In a large stock pot, cover the cubed potatoes with water to about 1 inch above them. Bring to a boil. Boil for 12-15 minutes or until the potatoes break easily with a fork. Drain carefully. To speed up the process of waiting for the potatoes to cool, I put the cooked potatoes in a strainer, refill the pot with COLD water and add lots of ice cubes, and then set the strainer of potatoes back into the water to chill quickly. Using hot potatoes or eggs in a recipe that includes mayo is a sure fire way to "cook" the mayo and ruin the dish. Chilled is best.

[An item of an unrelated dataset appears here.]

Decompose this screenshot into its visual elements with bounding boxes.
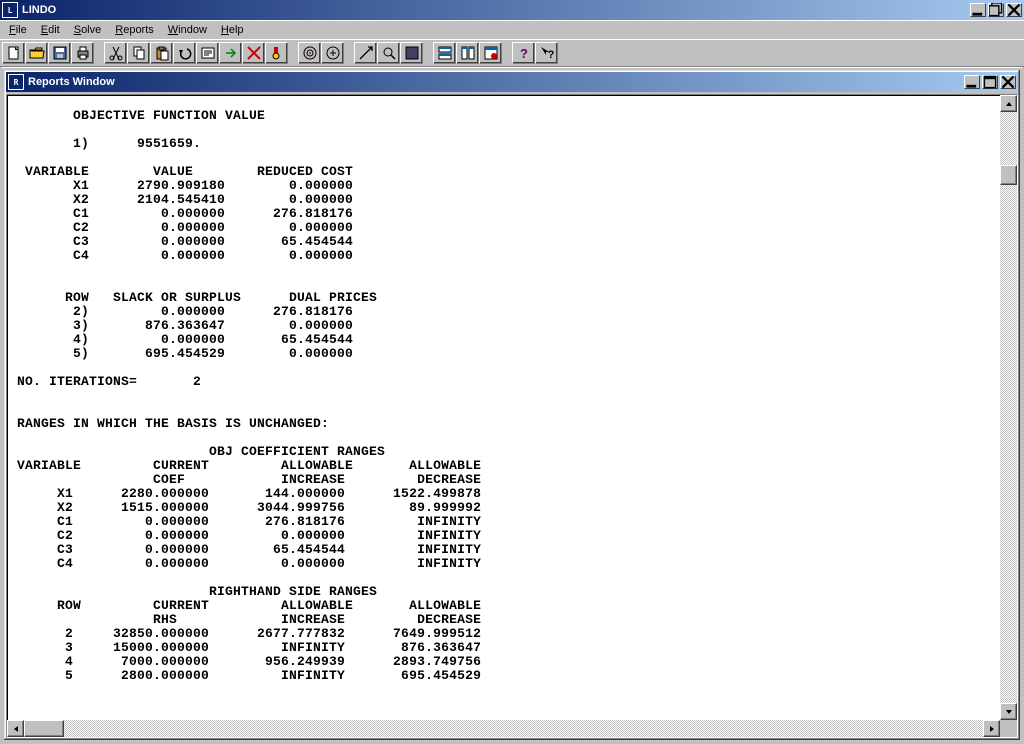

While I am waiting on the potatoes to cool, I cut up my onions, pickles, and 5 of the 6 boiled egss. Once the potatoes are cooled, I dump them into a large mixing bowl (or sometimes I just use the same pot that I boiled them in). Using a hand potato masher, I mash some, about a third of the potatoes. This will make the salad a little smoother while still providing a nice balanced amount of cubed potatoes. Add in the mayo and mustard, mix well by hand. A nice large wooden spoon works best for me. Add in the remaining ingredients and mix well. Once blended well, spoon the completed salad into a large bowl. Using an egg slicer, I make thin slices of the remaining boiled egg. Top the completed salad with these and lightly sprinkle with paprika for garnish. Allow to chill for two hours (overnight is best).....Serve and enjoy!!! Thanks again and I hope you enjoy the potato salad. I know I sure do.....I had some over the weekend with some BBQ ribs!